Question on character sets and encodings

According to C++ phases of translation (I don't know C or ObjectiveC) source
files should be transformed into the 'basic source character set' before
parsing, with any characters outside this set turned into a
universal=character-name representation.

Of course, this is an 'as-if' rule and we are free to implement something
that does such translation on the fly, or be really smart and work with a
different character set/encoding entirely that behaves as a super-set (e.g.
ASCII or UTF8).

So my question is: What does Clang actually do?
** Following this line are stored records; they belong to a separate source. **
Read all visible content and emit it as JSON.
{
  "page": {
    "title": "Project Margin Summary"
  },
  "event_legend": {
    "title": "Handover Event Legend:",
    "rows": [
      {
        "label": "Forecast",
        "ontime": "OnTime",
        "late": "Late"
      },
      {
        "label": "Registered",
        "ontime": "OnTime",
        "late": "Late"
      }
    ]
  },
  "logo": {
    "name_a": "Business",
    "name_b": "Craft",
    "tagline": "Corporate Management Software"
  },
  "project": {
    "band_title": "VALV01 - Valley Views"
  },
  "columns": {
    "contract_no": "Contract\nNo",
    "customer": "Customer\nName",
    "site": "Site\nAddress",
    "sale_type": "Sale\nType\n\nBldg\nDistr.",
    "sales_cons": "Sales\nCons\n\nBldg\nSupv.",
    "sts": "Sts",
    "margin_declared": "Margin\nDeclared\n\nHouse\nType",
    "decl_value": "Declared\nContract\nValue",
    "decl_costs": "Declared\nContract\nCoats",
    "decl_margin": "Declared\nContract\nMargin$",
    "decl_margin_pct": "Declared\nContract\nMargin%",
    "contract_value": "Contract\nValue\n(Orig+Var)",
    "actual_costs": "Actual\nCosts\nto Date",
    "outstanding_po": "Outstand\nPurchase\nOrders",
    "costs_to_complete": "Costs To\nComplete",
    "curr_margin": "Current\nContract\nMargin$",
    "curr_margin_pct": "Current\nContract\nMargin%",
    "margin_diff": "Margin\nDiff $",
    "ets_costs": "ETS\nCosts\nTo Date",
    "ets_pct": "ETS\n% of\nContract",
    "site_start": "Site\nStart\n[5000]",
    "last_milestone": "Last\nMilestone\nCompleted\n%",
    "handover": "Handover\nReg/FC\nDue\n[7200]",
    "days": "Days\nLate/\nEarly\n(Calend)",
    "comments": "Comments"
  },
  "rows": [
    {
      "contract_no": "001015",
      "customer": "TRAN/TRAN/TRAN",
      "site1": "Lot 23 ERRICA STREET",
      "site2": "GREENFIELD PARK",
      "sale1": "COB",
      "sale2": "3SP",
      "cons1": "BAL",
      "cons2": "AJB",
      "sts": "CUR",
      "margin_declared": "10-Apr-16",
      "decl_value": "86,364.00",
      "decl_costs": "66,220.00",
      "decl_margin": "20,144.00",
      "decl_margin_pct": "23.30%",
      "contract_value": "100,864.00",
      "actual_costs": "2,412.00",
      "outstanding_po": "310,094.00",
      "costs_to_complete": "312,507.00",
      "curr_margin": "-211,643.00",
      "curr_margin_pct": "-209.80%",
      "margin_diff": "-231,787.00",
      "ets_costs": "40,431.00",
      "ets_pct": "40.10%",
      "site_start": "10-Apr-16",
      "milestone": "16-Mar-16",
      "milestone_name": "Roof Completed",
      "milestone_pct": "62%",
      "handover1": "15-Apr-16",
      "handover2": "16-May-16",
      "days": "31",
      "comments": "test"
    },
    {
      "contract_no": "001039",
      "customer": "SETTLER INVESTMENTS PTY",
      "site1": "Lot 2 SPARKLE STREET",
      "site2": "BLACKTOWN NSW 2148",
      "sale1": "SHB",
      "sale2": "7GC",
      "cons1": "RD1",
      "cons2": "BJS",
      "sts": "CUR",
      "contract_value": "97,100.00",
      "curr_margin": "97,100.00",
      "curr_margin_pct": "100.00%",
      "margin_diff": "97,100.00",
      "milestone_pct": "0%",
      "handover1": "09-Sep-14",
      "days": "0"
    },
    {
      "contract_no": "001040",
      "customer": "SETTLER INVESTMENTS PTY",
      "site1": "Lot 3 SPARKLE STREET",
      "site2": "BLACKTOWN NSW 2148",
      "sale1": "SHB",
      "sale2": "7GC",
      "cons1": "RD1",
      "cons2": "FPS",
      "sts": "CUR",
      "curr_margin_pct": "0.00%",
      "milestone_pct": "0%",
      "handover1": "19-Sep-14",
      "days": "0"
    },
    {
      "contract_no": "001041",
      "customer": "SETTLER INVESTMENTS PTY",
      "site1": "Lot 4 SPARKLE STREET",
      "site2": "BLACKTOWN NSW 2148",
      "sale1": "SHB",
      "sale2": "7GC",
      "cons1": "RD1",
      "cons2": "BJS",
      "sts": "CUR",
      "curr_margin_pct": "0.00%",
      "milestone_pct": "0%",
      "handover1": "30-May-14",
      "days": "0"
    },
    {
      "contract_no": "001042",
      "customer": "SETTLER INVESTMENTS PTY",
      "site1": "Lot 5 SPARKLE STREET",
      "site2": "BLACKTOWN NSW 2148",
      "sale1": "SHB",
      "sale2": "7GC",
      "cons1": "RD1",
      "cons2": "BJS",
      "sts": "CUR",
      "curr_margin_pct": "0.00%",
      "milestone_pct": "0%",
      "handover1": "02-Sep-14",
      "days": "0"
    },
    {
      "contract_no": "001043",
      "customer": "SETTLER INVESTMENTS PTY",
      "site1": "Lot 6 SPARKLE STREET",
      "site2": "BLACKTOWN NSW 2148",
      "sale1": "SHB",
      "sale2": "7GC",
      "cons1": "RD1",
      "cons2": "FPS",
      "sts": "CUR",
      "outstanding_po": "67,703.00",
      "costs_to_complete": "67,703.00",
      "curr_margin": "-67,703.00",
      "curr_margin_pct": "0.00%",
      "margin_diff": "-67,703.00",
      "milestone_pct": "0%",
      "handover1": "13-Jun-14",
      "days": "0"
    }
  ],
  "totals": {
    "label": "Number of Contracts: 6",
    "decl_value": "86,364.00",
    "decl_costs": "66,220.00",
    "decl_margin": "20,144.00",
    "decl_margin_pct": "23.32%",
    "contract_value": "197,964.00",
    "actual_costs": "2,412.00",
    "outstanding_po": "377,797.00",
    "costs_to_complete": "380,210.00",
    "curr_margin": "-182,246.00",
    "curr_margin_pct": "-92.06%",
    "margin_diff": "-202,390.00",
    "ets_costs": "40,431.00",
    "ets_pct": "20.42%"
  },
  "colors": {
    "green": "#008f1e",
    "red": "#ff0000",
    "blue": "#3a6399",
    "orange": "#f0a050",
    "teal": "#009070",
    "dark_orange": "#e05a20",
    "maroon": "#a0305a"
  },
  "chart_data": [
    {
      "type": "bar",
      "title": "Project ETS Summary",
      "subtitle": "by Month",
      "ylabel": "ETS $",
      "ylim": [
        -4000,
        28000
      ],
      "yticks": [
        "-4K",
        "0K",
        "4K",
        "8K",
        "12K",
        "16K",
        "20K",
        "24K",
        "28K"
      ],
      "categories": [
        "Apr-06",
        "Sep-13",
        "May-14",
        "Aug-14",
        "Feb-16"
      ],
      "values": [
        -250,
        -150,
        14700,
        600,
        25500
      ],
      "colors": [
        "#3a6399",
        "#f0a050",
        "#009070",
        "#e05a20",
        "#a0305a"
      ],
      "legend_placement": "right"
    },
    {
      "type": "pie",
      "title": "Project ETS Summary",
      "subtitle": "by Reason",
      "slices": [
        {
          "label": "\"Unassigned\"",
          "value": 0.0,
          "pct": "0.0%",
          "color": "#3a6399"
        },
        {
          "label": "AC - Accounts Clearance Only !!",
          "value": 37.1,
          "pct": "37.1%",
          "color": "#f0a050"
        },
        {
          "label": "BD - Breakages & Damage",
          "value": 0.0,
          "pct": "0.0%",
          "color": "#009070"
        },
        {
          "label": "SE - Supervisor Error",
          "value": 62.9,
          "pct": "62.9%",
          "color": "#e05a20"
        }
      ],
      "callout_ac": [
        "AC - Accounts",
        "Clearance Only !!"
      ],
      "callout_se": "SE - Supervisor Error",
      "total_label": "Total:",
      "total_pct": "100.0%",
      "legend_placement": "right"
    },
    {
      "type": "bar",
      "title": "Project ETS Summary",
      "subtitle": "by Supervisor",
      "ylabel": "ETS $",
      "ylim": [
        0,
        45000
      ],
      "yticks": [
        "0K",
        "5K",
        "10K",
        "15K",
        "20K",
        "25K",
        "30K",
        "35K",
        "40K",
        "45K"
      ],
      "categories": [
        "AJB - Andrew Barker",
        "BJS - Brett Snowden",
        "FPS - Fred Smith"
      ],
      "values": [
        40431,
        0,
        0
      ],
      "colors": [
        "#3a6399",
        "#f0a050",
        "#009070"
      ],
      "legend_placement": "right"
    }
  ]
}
Within a parse function, can I assume any character I meet will be
exclusively from the basic character set? Can I assume ASCII encoding (e.g.
all control characters have value < 32)?

Conversely, what source encodings does Clang accept?
Can I feed it a file with UTF-8/UTF-16/UTF32 encodings?

I'm going to need to understand this if I'm going to do implement
char16_t/char32_t 'right', rather than quickly, and I'm beginning to think I
could have picked an easier starter project after all!

Finally, are there any existing Unicode facilities in the code base I can
call on when trying to transcode into/out-of Unicode?

Thanks
AlisdairM

Of course, this is an 'as-if' rule and we are free to implement something
that does such translation on the fly, or be really smart and work with a
different character set/encoding entirely that behaves as a super-set (e.g.
ASCII or UTF8).

So my question is: What does Clang actually do?

clang currently does nothing in this regard; in practice, this ends up
being roughly equivalent to assuming both the source and execution
charset are UTF-8. If you want more discussion, try looking through
the cfe-dev archives.

Within a parse function, can I assume any character I meet will be
exclusively from the basic character set? Can I assume ASCII encoding (e.g.
all control characters have value < 32)?

Yes, feel free to assume an ASCII superset; the current plan (once
someone gets around to tackling it) is to translate to UTF-8 any
charset where that doesn't work.

Conversely, what source encodings does Clang accept?
Can I feed it a file with UTF-8/UTF-16/UTF32 encodings?

Currently just UTF-8. Actually, it might be a decent first project to
add finput-charset support: it should just be a matter of making the
source manager do charset translation on the file before starting
lexing.

Finally, are there any existing Unicode facilities in the code base I can
call on when trying to transcode into/out-of Unicode?

See include/Basic/ConvertUTF.h.

-Eli

From: Eli Friedman [mailto:eli.friedman@gmail.com]
Sent: 06 June 2009 12:08
To: AlisdairM(public)
Cc: cfe-dev@cs.uiuc.edu
Subject: Re: [cfe-dev] Question on character sets and encodings

Of course, this is an 'as-if' rule and we are free to implement
something that does such translation on the fly, or be really
smart and work with a different character set/encoding entirely
that behaves as a super-set (e.g. ASCII or UTF8).

So my question is: What does Clang actually do?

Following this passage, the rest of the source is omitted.